「獣電戦隊キョウリュウジャーVSゴーバスターズ 恐竜大決戦! さらば永遠の友よ」

観てきた。予想されたことだが、客演ヒーローが多過ぎて散漫になってしまった感じ。これが例年どおりの「VS」なら、現行戦隊(キョウリュウジャー)の悪堕ちというビックリ展開で目を引きつつ、前年戦隊(ゴーバスターズ)と対立する状況を自然に作り上げ、クライマックスに向けて「バディとの絆」というテーマを前面に出して問題を克服する……というプロットにまとまったんだろうなぁ。それが、ジュウレンジャーも出さないとアバレンジャーも出さないと、でゴチャゴチャになってしまった。

ヒーロー多過ぎ問題は「お祭り映画」の性質にも弊害をもたらしていて、キョウリュウジャーの中に登場しないメンバーがいる! 現行戦隊のメンバーが勢ぞろいしないというのはVSシリーズ初では? ラミレス、鉄斎は変身後含めて一瞬の出番も無し、弥生は変身せず、シルバーは登場するけど活躍は無しです(トリンの姿ではそれなりに出番あり。

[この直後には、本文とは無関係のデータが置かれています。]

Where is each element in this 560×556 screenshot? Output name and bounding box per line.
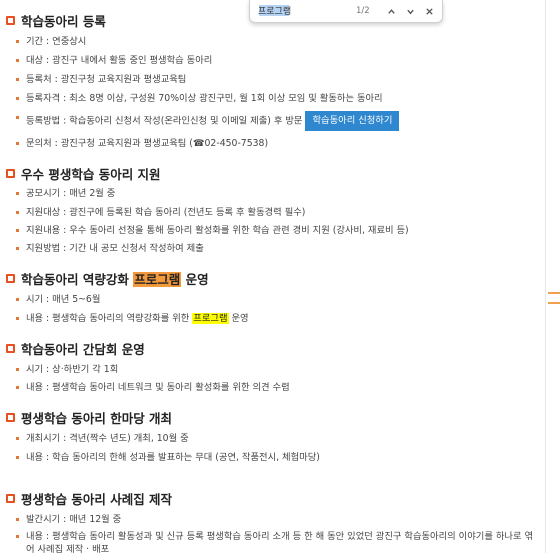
search-highlight: 프로그램 [192,313,229,324]
square-bullet-icon [6,274,15,283]
list-item: 등록자격 : 최소 8명 이상, 구성원 70%이상 광진구민, 월 1회 이상… [16,93,383,104]
list-item: 개최시기 : 격년(짝수 년도) 개최, 10월 중 [16,433,189,444]
list-item: 내용 : 평생학습 동아리 활동성과 및 신규 등록 평생학습 동아리 소개 등… [16,530,536,556]
list-item: 지원대상 : 광진구에 등록된 학습 동아리 (전년도 등록 후 활동경력 필수… [15,207,306,218]
section-title: 우수 평생학습 동아리 지원 [6,164,161,183]
find-bar: 1/2 [249,0,443,23]
list-item: 기간 : 연중상시 [15,36,87,47]
list-item: 지원내용 : 우수 동아리 선정을 통해 동아리 활성화를 위한 학습 관련 경… [16,225,409,236]
section-title: 평생학습 동아리 사례집 제작 [6,489,172,508]
apply-club-button[interactable]: 학습동아리 신청하기 [305,111,400,131]
vertical-scrollbar[interactable] [545,0,560,553]
scrollbar-match-marker [548,292,560,294]
chevron-down-icon [406,9,414,14]
list-item: 등록처 : 광진구청 교육지원과 평생교육팀 [15,74,187,85]
section-title: 학습동아리 간담회 운영 [6,339,145,358]
list-item: 문의처 : 광진구청 교육지원과 평생교육팀 (☎02-450-7538) [15,138,269,149]
search-highlight-current: 프로그램 [133,272,182,287]
section-title-text: 학습동아리 역량강화 프로그램 운영 [21,272,209,287]
list-item: 지원방법 : 기간 내 공모 신청서 작성하여 제출 [16,243,204,254]
find-match-count: 1/2 [356,6,370,16]
list-item: 시기 : 매년 5~6월 [15,294,101,305]
list-item: 등록방법 : 학습동아리 신청서 작성(온라인신청 및 이메일 제출) 후 방문… [15,111,400,131]
chevron-up-icon [387,8,395,14]
section-title-text: 평생학습 동아리 사례집 제작 [21,492,173,507]
list-item: 발간시기 : 매년 12월 중 [15,514,122,525]
list-item: 공모시기 : 매년 2월 중 [15,188,116,199]
find-previous-button[interactable] [384,4,398,18]
square-bullet-icon [6,494,15,503]
list-item: 내용 : 평생학습 동아리의 역량강화를 위한 프로그램 운영 [16,313,249,324]
find-next-button[interactable] [403,4,417,18]
square-bullet-icon [6,413,15,422]
square-bullet-icon [6,169,15,178]
find-input[interactable] [258,4,348,17]
find-close-button[interactable] [422,4,436,18]
section-title: 학습동아리 등록 [6,11,106,30]
section-title-text: 학습동아리 간담회 운영 [21,342,145,357]
list-item: 내용 : 학습 동아리의 한해 성과를 발표하는 무대 (공연, 작품전시, 체… [16,452,320,463]
list-item: 대상 : 광진구 내에서 활동 중인 평생학습 동아리 [15,55,213,66]
list-item: 시기 : 상·하반기 각 1회 [15,364,119,375]
section-title-text: 우수 평생학습 동아리 지원 [21,167,161,182]
square-bullet-icon [6,16,15,25]
scrollbar-match-marker [548,302,560,304]
square-bullet-icon [6,344,15,353]
section-title: 학습동아리 역량강화 프로그램 운영 [6,269,209,288]
section-title: 평생학습 동아리 한마당 개최 [6,408,172,427]
list-item-text: 등록방법 : 학습동아리 신청서 작성(온라인신청 및 이메일 제출) 후 방문 [26,115,303,127]
section-title-text: 평생학습 동아리 한마당 개최 [21,411,173,426]
close-icon [425,7,433,15]
section-title-text: 학습동아리 등록 [21,14,106,29]
list-item: 내용 : 평생학습 동아리 네트워크 및 동아리 활성화를 위한 의견 수렴 [16,382,290,393]
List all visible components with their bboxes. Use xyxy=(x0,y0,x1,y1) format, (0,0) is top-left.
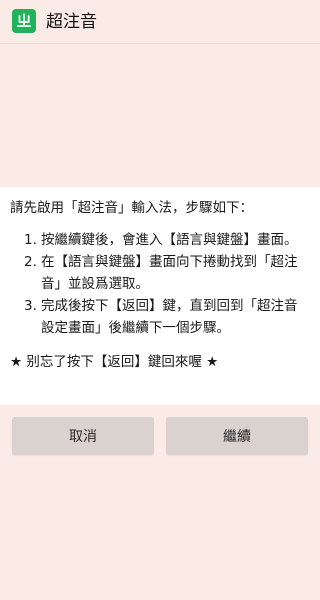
step-number: 1. xyxy=(24,232,37,248)
reminder-text: ★ 别忘了按下【返回】鍵回來喔 ★ xyxy=(10,354,219,370)
steps-list: 1. 按繼續鍵後，會進入【語言與鍵盤】畫面。 2. 在【語言與鍵盤】畫面向下捲動… xyxy=(10,229,310,339)
app-title: 超注音 xyxy=(46,12,97,32)
intro-text: 請先啟用「超注音」輸入法，步驟如下： xyxy=(10,200,253,216)
step-item: 2. 在【語言與鍵盤】畫面向下捲動找到「超注音」並設爲選取。 xyxy=(10,251,310,295)
step-text: 按繼續鍵後，會進入【語言與鍵盤】畫面。 xyxy=(41,232,298,248)
step-text: 完成後按下【返回】鍵，直到回到「超注音設定畫面」後繼續下一個步驟。 xyxy=(41,298,298,336)
step-item: 1. 按繼續鍵後，會進入【語言與鍵盤】畫面。 xyxy=(10,229,310,251)
cancel-button[interactable]: 取消 xyxy=(12,417,154,455)
app-logo-icon: ㄓ xyxy=(12,9,36,33)
step-item: 3. 完成後按下【返回】鍵，直到回到「超注音設定畫面」後繼續下一個步驟。 xyxy=(10,295,310,339)
continue-button[interactable]: 繼續 xyxy=(166,417,308,455)
step-number: 2. xyxy=(24,254,37,270)
title-bar: ㄓ 超注音 xyxy=(0,0,320,44)
step-number: 3. xyxy=(24,298,37,314)
step-text: 在【語言與鍵盤】畫面向下捲動找到「超注音」並設爲選取。 xyxy=(41,254,298,292)
instructions-panel: 請先啟用「超注音」輸入法，步驟如下： 1. 按繼續鍵後，會進入【語言與鍵盤】畫面… xyxy=(0,187,320,405)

ゴーバスのあの設定との関連付けは素直に笑えた)。ロボもキョウリュウジン、ライデン〜のみが登場。単体ではガブティラ以外にはほぼ出番無し。ステゴッチ、ドリケラ、パラサガン、ザクトル、プトラゴードンの存在は話の本筋に関わってるんだけどなぁ…。

ゴーバス勢は陣さん含めて5人全員登場、ニックに黒りんまで登場するけど、ゴリサキ、ウサダは声さえ登場せず。メカに至ってはタテガミライオーの生首が盾になるだけ、ゴーバスターエースすら登場しません。うーん。

その代わりにジュウレンジャーアバレンジャーが出てくるわけですが、実質的にティラノレンジャーとアバレッドが登場するだけ。他のメンバーは最後の戦闘を前にゾロっと集まって、バタバタ戦うだけです。ドラゴンレンジャー、アバレブラック、アバレキラーは出番無し。ロボのほうも、レッドでティラノな3体揃い踏みは燃えるけれど、その後は唐突に合体後状態になってしまって拍子抜けでした。

なんというかこれ、企画が欲張り過ぎだったのでは? 本来のメインターゲットである子供たちにはジュウレン、アバレンはどうでもいいはずなのに、そこに重点を傾けすぎてしまったという印象です。おそらく、「ゴーバスターズは不人気だから何とかしないと」という意識が東映には強かったんだろうな、とは思いますけどね。

そして恒例、本筋と関係ないところでの新戦隊のお披露目ですが、「大丈夫かトッキュウジャー……」が正直なところ。「大丈夫かトッキュウジャー!?」てな感じの期待半分ではなく、「大丈夫なのか……」と本気で心配。「ノリが軽い」のなら全然OKなんだけどトッキュウジャーは「ノリがど阿呆」で、はっきり言ってちょっと不快になるレベルでした。まぁこの映画の脚本と本編のメインライター(誰かまだ把握してません)は異なるだろうから、今のうちからあまり心配しても仕方無いけど。

……つってもなぁ……。ことキャラ立てに関しては抜かりの無い名手・三条陸をもってしてあのキャラってことは本編も多分なぁ……。



(追加)
「トッキュウジャー」の脚本、浦沢義雄にはもう一年のシリーズをやる体力は無さそうだし下山健人あたりかな〜と予想しつつ調べてみたら小林靖子なので驚いた。ギャグもまず普通にこなせる脚本家だし、その他もろもろ安心して見ていられるんだけど……。どうだろう、「トッキュウジャー」はどうも例外になりそうな悪い予感。